Stephanie Dawkins Davis
Stephanie Dawkins Davis, who earned a bachelor’s in health care administration in 1989 from WSU, was recently nominated by President Joe Biden to the U.S. Court of Appeals 6th Circuit. Davis currently sits on the District Court for the Eastern District of Michigan and would be the first Black woman from Michigan to serve on the Cincinnati, Ohio-based federal appeals court. When she was sworn in as U.S. District Judge for the Eastern District of Michigan in 2019, Davis was then-President Donald Trump’s first Black female judge nominee.

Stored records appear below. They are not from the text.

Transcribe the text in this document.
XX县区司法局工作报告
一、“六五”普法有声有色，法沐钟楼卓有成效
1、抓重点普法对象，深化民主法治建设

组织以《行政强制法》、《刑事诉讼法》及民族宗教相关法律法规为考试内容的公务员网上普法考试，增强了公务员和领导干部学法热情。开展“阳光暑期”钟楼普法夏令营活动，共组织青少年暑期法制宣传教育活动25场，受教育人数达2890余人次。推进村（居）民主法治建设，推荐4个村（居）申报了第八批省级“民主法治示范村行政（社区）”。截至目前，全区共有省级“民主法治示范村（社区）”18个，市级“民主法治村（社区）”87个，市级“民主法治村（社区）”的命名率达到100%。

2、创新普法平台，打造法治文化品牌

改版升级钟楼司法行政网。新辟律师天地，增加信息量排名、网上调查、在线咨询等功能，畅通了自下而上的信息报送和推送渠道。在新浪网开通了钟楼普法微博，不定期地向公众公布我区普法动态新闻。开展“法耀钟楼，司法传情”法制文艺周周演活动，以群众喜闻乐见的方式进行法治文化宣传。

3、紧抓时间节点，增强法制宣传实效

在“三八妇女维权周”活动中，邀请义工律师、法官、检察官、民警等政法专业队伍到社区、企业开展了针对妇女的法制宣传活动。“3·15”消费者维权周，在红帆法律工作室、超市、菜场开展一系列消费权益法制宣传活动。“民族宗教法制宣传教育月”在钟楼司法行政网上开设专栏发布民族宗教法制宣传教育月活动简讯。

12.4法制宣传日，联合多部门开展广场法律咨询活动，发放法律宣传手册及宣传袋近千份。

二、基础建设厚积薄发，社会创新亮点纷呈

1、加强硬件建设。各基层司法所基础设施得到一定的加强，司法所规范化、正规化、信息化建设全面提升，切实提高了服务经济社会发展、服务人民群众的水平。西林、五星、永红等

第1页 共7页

Dr. Donna Sweet earned a nurse practitioner degree from Wichita State in 1972 and went on to earn an MD from University of Kansas. She is an internationally known physician based in Wichita and has been widely recognized for her fight against HIV/AIDS. Among her many honors is receiving the Award of Courage from the American Foundation for AIDS Research on World AIDS Day in 1992.
Kathlien Edmiston — a 1933 graduate, community leader and university spokesperson — was the first Shocker graduate to be named to the Kansas Board of Regents and the first woman to be elected chairman of the board. Politically active and a woman of action, she is remembered for single-handedly saving the remaining pillars of the Morrison Library, which burned down in 1963. Edmiston sat on one of the library’s pillars in front of a bulldozer sent to remove the debris. Three pillars now stand at the university’s 17th Street entrance, a lasting tribute not only to WSU’s past but also to her foresight and dedication.
Laura (McMullen) Cross graduated from Fairmount College in 1925 and is commemorated as the “Grande Dame of Fairmount Hill” in WSU’s Plaza of Heroines. She was an irrepressible Shocker personality who threw the force of her energies behind the mission of higher education with more than 70 years of service to her alma mater. From 1926 on, she worked at the university, first as a recorder of grades, then rising through the ranks to become assistant registrar in 1940, to associate director of admissions in 1965, to acting dean of admissions in 1970. She is the namesake of the WSUAA’s Laura Cross Distinguished Service Award.
Junetta Everett, retired vice president of professional relations for Delta Dental of Kansas, is a registered dental hygienist and, in 1979, became the first Black person to graduate from Wichita State’s dental hygiene program. Active in the community, another first for this 2015 Alumni Recognition Award recipient, is having served as board chair of the Wichita Regional Chamber of Commerce in 2020, becoming the first African American to hold that position.
Arneatha Martin earned a degree in nursing from WSU in 1980. She built a career in nursing and health care administration that featured creating a community-based clinic emphasizing prevention and state-of-the art health care for an underserved demographic. After raising $2 million in local support, she opened the Center for Health and Wellness in northeast Wichita in 1998. She retired as the clinic’s CEO in 2006. She is a 1998 WSU Alumni Achievement recipient.